Pendant ce temps, Murat occupe Vienne et fait croire aux défenseurs autrichiens du pont du Thabor qu'un armistice a été signé pour juste assez longtemps pour permettre à ses troupes de s'emparer du pont intact.

Napoléon a décidé d'essayer de piéger Kutuzov juste au nord-ouest de Vienne, profitant du pont du Thabor intact pour déplacer Murat et Lannes à travers le Danube. Ils se dirigeraient ensuite vers Hollabrunn, espérant arriver avant les Russes. Plus à l'ouest, Bernadotte franchira le Danube à Melk, rejoindra Mortier qui était déjà sur la rive nord du fleuve, et attaquera Kutuzov à revers.

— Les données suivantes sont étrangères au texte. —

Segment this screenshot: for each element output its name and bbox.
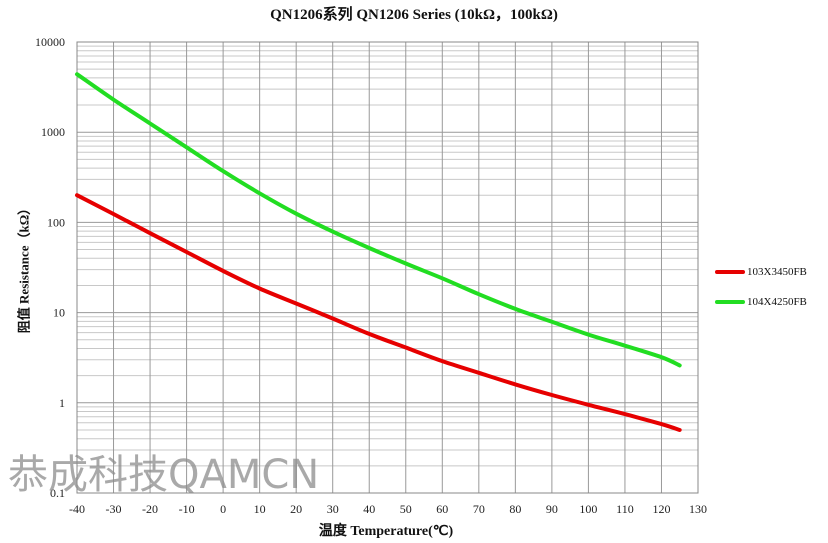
major-gridlines — [76, 41, 699, 494]
minor-gridlines — [77, 45, 698, 467]
y-tick-label: 0.1 — [50, 486, 65, 500]
x-tick-label: -30 — [106, 502, 122, 516]
series-line-104x4250fb — [75, 72, 682, 368]
x-tick-label: -10 — [179, 502, 195, 516]
chart-title: QN1206系列 QN1206 Series (10kΩ，100kΩ) — [270, 7, 558, 23]
legend-swatch-red — [715, 270, 745, 274]
y-axis-label: 阻值 Resistance（kΩ） — [16, 201, 32, 334]
x-tick-label: 70 — [473, 502, 485, 516]
x-tick-label: 0 — [220, 502, 226, 516]
legend-item-104x4250fb: 104X4250FB — [715, 294, 807, 310]
y-tick-label: 1000 — [41, 125, 65, 139]
y-tick-label: 100 — [47, 215, 65, 229]
y-tick-label: 10000 — [35, 35, 65, 49]
x-axis-ticks: -40 -30 -20 -10 0 10 20 30 40 50 60 70 80 90 100 110 120… — [69, 502, 707, 516]
x-tick-label: 10 — [254, 502, 266, 516]
y-axis-ticks: 0.1 1 10 100 1000 10000 — [35, 35, 65, 500]
x-tick-label: 130 — [689, 502, 707, 516]
x-tick-label: 20 — [290, 502, 302, 516]
x-tick-label: 100 — [579, 502, 597, 516]
y-tick-label: 1 — [59, 396, 65, 410]
x-tick-label: 90 — [546, 502, 558, 516]
x-tick-label: 40 — [363, 502, 375, 516]
series-line-103x3450fb — [75, 193, 682, 432]
x-tick-label: 120 — [652, 502, 670, 516]
plot-border — [76, 41, 699, 494]
x-axis-label: 温度 Temperature(℃) — [318, 524, 454, 539]
x-tick-label: -20 — [142, 502, 158, 516]
legend-label: 103X3450FB — [747, 266, 807, 278]
x-tick-label: -40 — [69, 502, 85, 516]
legend-item-103x3450fb: 103X3450FB — [715, 264, 807, 280]
x-tick-label: 60 — [436, 502, 448, 516]
legend: 103X3450FB 104X4250FB — [715, 264, 807, 324]
legend-swatch-green — [715, 300, 745, 304]
data-series — [75, 72, 682, 432]
x-tick-label: 30 — [327, 502, 339, 516]
x-tick-label: 110 — [616, 502, 634, 516]
y-tick-label: 10 — [53, 306, 65, 320]
x-tick-label: 80 — [509, 502, 521, 516]
x-tick-label: 50 — [400, 502, 412, 516]
watermark: 恭成科技QAMCN — [8, 452, 320, 498]
legend-label: 104X4250FB — [747, 296, 807, 308]
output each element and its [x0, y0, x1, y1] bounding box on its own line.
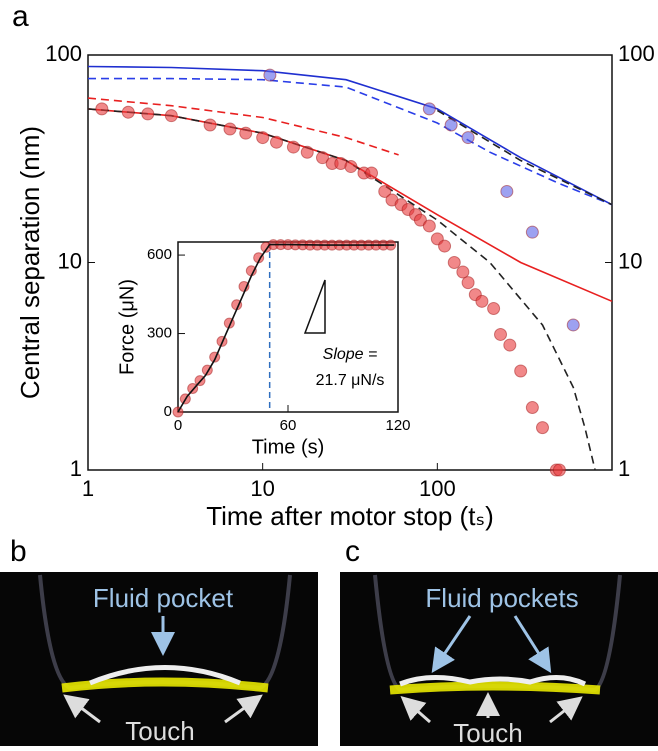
y-axis-label: Central separation (nm): [15, 126, 45, 399]
y-tick-label: 0: [164, 403, 172, 420]
y-tick-label: 600: [147, 246, 172, 263]
data-point: [526, 226, 538, 238]
data-point: [445, 119, 457, 131]
data-point: [515, 365, 527, 377]
data-point: [439, 240, 451, 252]
data-point: [476, 295, 488, 307]
annotation: 21.7 μN/s: [316, 372, 385, 389]
annotation: Touch: [125, 716, 194, 746]
data-point: [142, 108, 154, 120]
data-point: [287, 141, 299, 153]
data-point: [301, 146, 313, 158]
x-axis-label: Time after motor stop (tₛ): [206, 501, 494, 531]
annotation: Fluid pockets: [425, 583, 578, 613]
image-panel: c Fluid pockets Touch: [340, 535, 658, 746]
data-point: [526, 402, 538, 414]
annotation: Fluid pocket: [93, 583, 234, 613]
figure: a b Fluid pocket Touch c Fluid pockets T…: [0, 0, 658, 746]
data-point: [423, 103, 435, 115]
data-point: [165, 110, 177, 122]
y-tick-label: 100: [45, 41, 82, 66]
data-point: [495, 328, 507, 340]
data-point: [345, 161, 357, 173]
x-tick-label: 60: [280, 417, 297, 434]
x-tick-label: 120: [385, 417, 410, 434]
x-tick-label: 100: [419, 476, 456, 501]
data-point: [96, 103, 108, 115]
data-point: [462, 132, 474, 144]
data-point: [567, 319, 579, 331]
y-tick-label: 100: [618, 41, 655, 66]
data-point: [501, 185, 513, 197]
data-point: [264, 69, 276, 81]
data-point: [536, 422, 548, 434]
data-point: [204, 119, 216, 131]
data-point: [122, 106, 134, 118]
data-point: [488, 303, 500, 315]
data-point: [462, 277, 474, 289]
data-point: [423, 220, 435, 232]
data-point: [366, 167, 378, 179]
y-tick-label: 300: [147, 325, 172, 342]
panel-label: c: [345, 535, 360, 568]
y-axis-label: Force (μN): [116, 279, 138, 375]
annotation: Slope =: [323, 346, 378, 363]
data-point: [257, 132, 269, 144]
data-point: [270, 136, 282, 148]
x-tick-label: 10: [250, 476, 274, 501]
annotation: Touch: [453, 718, 522, 746]
x-axis-label: Time (s): [252, 436, 325, 458]
image-panel: b Fluid pocket Touch: [0, 535, 318, 746]
panel-label: b: [10, 535, 27, 568]
data-point: [504, 339, 516, 351]
x-tick-label: 1: [82, 476, 94, 501]
data-point: [240, 127, 252, 139]
y-tick-label: 10: [58, 248, 82, 273]
y-tick-label: 1: [70, 456, 82, 481]
data-point: [224, 123, 236, 135]
data-point: [553, 464, 565, 476]
panel-label: a: [12, 0, 29, 33]
y-tick-label: 1: [618, 456, 630, 481]
data-point: [448, 257, 460, 269]
x-tick-label: 0: [174, 417, 182, 434]
y-tick-label: 10: [618, 248, 642, 273]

Le plan a échoué sur les deux flancs. Bernadotte, retardé à Melk, ne franchit le Danube que le 15 novembre. Pendant ce temps, Kutuzov avait déjà dépassé Hollabrunn, laissant le prince Peter Bagration, avec une arrière-garde d'environ 7 500 hommes, tenir les Français. Bagration atteint Hollabrunn le 15 novembre. Il a laissé une force autrichienne sous le comte Nostitz comme avant-garde à Hollabrunn, puis a déplacé le gros de ses forces dans une position défensive solide à trois milles au nord à Schongrabern.

L'action à Hollabrunn a commencé par une tentative française de supercherie qui s'est plutôt retournée contre lui. Arrivé à Schongrabern, Murat répéta la ruse qu'il avait employée à Vienne, affirmant qu'un armistice avait été conclu entre les Français et les Autrichiens. Il a utilisé son passage sans opposition sur le Danube comme preuve de sa réclamation. Nostitz est tombé dans le piège et s'est retiré de Hollabrunn.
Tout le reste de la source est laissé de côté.